One can understand how those who aren't scientifically trained can get this wrong. But we might hope that,  in a pandemic, where public understanding of risk is so crucial, particular care would be taken to be realistic without being alarmist. It was, therefore, depressing to see a report on Channel 4 news last night where two scientists clearly explained the evidence on Covid variants in terms of absolute risk, impeccably reflecting the Winton Centre's advice, only to have the reporters translate the numbers into relative risk. I have transcribed the relevant sections: 

0:44 Reporter: "The latest evidence from the government's advisers is that this new variant is more deadly. And this is what it means:"

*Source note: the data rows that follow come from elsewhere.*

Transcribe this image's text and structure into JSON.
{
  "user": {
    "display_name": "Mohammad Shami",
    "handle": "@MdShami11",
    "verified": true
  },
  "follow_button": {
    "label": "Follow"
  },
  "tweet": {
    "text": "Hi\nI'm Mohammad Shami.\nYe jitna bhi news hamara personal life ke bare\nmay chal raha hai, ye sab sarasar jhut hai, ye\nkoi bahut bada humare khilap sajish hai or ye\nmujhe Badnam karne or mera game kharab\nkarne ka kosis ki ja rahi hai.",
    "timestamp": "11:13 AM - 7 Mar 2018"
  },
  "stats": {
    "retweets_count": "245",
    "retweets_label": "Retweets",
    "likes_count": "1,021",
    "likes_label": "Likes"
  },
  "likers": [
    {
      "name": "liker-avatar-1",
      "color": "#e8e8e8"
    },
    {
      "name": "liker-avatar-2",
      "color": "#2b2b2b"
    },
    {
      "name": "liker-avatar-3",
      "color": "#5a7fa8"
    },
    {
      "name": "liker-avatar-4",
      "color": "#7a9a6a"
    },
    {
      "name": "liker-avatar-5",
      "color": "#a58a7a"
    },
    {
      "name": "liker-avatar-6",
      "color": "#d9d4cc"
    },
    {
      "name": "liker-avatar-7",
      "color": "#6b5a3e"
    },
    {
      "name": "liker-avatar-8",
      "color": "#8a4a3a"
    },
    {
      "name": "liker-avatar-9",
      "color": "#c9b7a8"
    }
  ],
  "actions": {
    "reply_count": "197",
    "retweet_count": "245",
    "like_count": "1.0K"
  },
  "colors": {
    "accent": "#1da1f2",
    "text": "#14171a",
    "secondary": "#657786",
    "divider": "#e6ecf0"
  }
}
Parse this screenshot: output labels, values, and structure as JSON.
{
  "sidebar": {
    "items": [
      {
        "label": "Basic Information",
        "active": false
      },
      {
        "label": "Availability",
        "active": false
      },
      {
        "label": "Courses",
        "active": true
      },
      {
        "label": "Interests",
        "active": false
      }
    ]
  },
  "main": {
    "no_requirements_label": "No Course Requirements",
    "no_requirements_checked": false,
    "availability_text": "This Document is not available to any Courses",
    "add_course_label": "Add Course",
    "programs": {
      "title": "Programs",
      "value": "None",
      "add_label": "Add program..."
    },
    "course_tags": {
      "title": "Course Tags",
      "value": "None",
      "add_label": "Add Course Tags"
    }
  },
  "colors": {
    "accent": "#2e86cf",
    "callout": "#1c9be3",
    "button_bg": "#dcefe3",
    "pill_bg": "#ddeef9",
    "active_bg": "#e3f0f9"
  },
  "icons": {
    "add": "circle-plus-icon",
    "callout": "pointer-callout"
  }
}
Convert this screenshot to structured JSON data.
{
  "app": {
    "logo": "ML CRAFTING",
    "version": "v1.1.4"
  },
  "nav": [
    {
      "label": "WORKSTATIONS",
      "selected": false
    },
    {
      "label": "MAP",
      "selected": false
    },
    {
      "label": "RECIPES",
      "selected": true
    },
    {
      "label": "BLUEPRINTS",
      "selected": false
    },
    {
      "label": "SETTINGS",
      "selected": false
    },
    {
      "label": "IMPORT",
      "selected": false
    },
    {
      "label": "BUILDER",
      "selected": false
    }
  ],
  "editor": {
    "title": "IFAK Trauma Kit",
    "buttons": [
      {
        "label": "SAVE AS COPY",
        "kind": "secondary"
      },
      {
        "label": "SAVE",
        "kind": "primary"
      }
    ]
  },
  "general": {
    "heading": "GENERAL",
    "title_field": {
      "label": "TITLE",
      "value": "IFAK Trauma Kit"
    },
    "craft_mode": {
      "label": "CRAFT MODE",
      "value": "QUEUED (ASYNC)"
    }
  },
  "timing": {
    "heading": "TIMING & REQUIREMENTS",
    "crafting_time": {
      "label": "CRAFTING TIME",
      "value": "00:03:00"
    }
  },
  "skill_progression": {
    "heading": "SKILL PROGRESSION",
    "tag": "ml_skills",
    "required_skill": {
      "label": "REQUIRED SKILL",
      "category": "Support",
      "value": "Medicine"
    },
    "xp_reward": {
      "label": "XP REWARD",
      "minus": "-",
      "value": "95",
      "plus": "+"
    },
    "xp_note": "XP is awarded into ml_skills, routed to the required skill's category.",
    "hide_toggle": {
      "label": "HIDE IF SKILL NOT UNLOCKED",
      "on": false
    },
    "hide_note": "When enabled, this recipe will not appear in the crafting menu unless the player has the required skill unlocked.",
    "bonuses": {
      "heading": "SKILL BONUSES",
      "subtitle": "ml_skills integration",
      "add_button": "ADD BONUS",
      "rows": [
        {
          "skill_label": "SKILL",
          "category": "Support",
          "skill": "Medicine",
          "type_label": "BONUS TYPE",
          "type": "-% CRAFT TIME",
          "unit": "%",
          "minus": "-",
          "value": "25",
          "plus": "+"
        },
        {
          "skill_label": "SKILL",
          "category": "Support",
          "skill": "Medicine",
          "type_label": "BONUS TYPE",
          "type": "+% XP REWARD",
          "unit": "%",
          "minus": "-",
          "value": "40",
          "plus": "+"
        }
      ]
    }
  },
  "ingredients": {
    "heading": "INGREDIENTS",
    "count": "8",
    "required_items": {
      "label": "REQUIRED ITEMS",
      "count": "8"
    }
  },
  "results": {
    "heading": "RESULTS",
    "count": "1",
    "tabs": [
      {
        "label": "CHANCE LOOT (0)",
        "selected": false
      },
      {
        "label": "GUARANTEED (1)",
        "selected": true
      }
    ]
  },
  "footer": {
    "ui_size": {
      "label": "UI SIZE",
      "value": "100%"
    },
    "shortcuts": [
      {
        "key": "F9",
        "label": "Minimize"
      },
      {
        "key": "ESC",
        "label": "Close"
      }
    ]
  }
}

Patrick Vallance: "If you took somebody in their sixties, a man in their sixties, the average risk is that for 1000 people who got infected, roughly ten would be expected to unfortunately die with the virus. With the new variant, with 1000 people infected, roughly 13 or 14 people might be expected to die." 

Reporter: "That’s a thirty to forty per cent increase in mortality." 

5:15 Reporter (Krishnan Guru-Murthy): "But this is a high percent of increase, isn't it. Thirty to forty percent increase of mortality, on a relatively small number." 

Neil Ferguson: "Yes. For a 60-year-old at the current time, there's about a one in a hundred risk of dying. So that means 10 in 1000 people who get the infection are likely to die, despite improvements in treatment. And this new variant might take that up to 13 or 14 in a 1000." 

The reporters are likely to stoke anxiety when they translate clear communication by the scientists into something that sounds a lot more scary. I hope this is not their intention: Channel 4 is one of the few news outlets that I regularly watch and in general I find it well-researched and informative. I would urge the reporters to watch the Winton Centre video, which in less than 5 minutes makes a clear, compelling case for dropping relative risk altogether in media reports. 

 

This blogpost has been corrected to remove the name of Anja Popp as first reporter. She confirmed was not in this segment.  My apologies.